Die Wallfahrtskirche Maria Himmelfahrt zu St. Leonhard ist eine Wallfahrtskirche der Pfarrei Aigen am Inn in Aigen am Inn, einem Ortsteil der Gemeinde Bad Füssing im Landkreis Passau.

Geschichte

Ursprünglich stand hier eine Holzkapelle mit einer angeblich vom Inn angeschwemmten Leonhardsfigur. Die Ketten des Patrons der Gefangenen und Geisteskranken wurden im süddeutschen Raum, möglicherweise von Aigen ausgehend, als Viehketten gedeutet und machten ihn zum Patron der Haustiere.

Um 1270 wurde ein romanisches Gotteshaus errichtet. Das jetzige Langhaus wurde nach 1450 unter Beibehaltung des romanischen Südturms erbaut. Das nach Osten vorgeschobene Presbyterium und der Westturm entstanden um 1500. Der unbekannte Baumeister dürfte den zeitgenössischen Baumeisterschulen von Braunau und Burghausen angehören. Die Kirche wurde 1647 mit barocken Fenstern versehen. Die jetzige barocke Ausstattung entstand hauptsächlich in den Jahren 1670 bis 1680.

Als Wallfahrtsseelsorger wirkte im 19. Jahrhundert der Benefiziat Xaver Dullinger, den der junge Johann Birndorfer hier von 1840 bis 1849 fast jede Woche aufsuchte. Die Wallfahrt, der Leonhardiritt und auch das Würdinger-Schutzen werden am Fest des hl. Leonhard um den 6. November bis heute praktiziert.

Beschreibung

Äußeres

Der gewaltige, 60 Meter hohe Westturm mit seinem spitzen Helm ist weithin sichtbar. Damit ähnelt er den Türmen von anderen spätgotischen Wallfahrtskirchen der Gegend (Schildthurn, Grongörgen, Taubenbach), deren überdimensionale Türme die Wallfahrer auf den letzten Kilometern zum Ziel geleiteten.

Der siebengeschossige Turm verjüngt sich nach oben in drei achteckigen Geschossen, den Abschluss bildet ein 19 Meter hoher Spitzhelm.

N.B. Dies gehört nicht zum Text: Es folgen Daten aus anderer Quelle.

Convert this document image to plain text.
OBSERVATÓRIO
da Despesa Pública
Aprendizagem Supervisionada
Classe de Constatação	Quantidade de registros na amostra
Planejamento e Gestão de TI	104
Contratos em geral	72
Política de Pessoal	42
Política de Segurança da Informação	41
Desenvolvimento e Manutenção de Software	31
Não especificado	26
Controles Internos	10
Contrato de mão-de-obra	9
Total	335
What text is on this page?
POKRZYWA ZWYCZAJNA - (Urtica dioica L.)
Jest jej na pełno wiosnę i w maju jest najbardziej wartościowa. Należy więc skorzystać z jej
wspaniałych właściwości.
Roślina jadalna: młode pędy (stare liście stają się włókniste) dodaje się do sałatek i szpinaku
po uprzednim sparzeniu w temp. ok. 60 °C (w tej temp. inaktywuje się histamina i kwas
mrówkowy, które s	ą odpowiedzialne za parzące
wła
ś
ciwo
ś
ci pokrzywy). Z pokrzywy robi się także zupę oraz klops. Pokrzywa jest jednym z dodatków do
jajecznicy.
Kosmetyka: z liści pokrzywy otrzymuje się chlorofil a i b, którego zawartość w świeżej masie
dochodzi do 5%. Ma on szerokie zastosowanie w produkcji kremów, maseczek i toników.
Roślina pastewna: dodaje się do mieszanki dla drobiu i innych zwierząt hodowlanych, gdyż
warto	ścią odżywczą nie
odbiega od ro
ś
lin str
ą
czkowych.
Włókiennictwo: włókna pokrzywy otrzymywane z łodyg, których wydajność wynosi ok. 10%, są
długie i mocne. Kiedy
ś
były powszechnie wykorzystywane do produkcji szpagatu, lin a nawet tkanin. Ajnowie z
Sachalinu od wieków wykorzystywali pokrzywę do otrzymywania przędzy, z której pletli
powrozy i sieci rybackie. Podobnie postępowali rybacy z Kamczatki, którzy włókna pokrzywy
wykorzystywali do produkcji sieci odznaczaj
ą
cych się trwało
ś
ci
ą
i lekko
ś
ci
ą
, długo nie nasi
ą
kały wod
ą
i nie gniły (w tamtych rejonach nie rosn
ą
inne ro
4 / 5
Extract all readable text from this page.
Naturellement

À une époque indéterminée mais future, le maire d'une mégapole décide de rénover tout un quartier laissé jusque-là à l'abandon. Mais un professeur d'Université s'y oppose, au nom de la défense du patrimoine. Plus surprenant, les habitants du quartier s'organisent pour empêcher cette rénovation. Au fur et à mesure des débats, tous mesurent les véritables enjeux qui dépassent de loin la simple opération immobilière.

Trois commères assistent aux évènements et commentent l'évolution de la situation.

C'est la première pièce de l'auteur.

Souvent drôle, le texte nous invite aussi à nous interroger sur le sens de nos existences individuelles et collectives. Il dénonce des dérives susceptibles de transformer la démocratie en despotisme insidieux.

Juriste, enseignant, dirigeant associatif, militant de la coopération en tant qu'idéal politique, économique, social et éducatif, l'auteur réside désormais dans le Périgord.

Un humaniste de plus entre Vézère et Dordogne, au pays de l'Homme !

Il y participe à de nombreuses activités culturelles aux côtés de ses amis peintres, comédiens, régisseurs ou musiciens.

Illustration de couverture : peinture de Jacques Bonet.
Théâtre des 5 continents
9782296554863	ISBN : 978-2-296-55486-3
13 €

Im Untergeschoss hat der Turm eine Vorhalle, durch die man beim Leonhardiritt problemlos hindurchreiten konnte.

Von der romanische Kirche stehen noch der Südturm und die Südmauer des Kirchenschiffs, wie ein dort erhalten gebliebenes Rundbogenfensterchen beweist. Nur die spitzbogigen Fenster des Chors sind spätgotisch, die Fenster des Kirchenschiffs stammen aus dem Jahr 1647.

Inneres

Die durch Innenpfeiler zweischiffige Hallenkirche hat ein relativ niedriges Langhaus und einen höheren Chor. Beide besitzen ein Netzgewölbe. Die in der Barockzeit nach Osten erweiterte Empore im westlichen Langhaus ist vierjochig unterwölbt und mit Rippenkreuzgewölbe versehen.

Alte Wandmalereien im Chor berichten aus dem Leben des Kirchenpatrons. Barocke Ölgemälde an der Emporenbrüstung zeigen ebenfalls Wundertaten Leonhards. Auf dem einen umschließt St. Leonhard mit einer Kette die ganze Gemeinde mit Pfarrer und Hofmarksherrschaft. Auf dem zweiten Bild berührt Leonhard das Schwert des Scharfrichters und bewahrt dadurch den Delinquentern vor der Hinrichtung. Auf einem weiteren Bild löscht er einen Hausbrand. Auch einem Sterbenden steht er bei, aus dessen Bettstatt die Teufel weichen.

An dem mitten im Raum stehenden Mittelpfeiler befindet sich der 1655 entstandene Altar des Kirchenpatrons. Er enthält in seinem Schrein eine Leonhardsfigur von um 1430/40, die als das eigentliche Gnadenbild verehrt wird. In der einen Hand hält der in eine Mönchskutte gekleidete Einsiedler von Limoges den Hirtenstab, in der anderen Ketten.

An einem anderen Pfeiler steht auf einem Postament eine weitere Leonhardsfigur. Sie stammt aus dem späten 15. Jahrhundert und stellt den Heiligen als festlich gekleideten Abt dar. Eine Figur des hl. Stephanus mit reich gemustertem Gewand stammt aus der Zeit um 1500.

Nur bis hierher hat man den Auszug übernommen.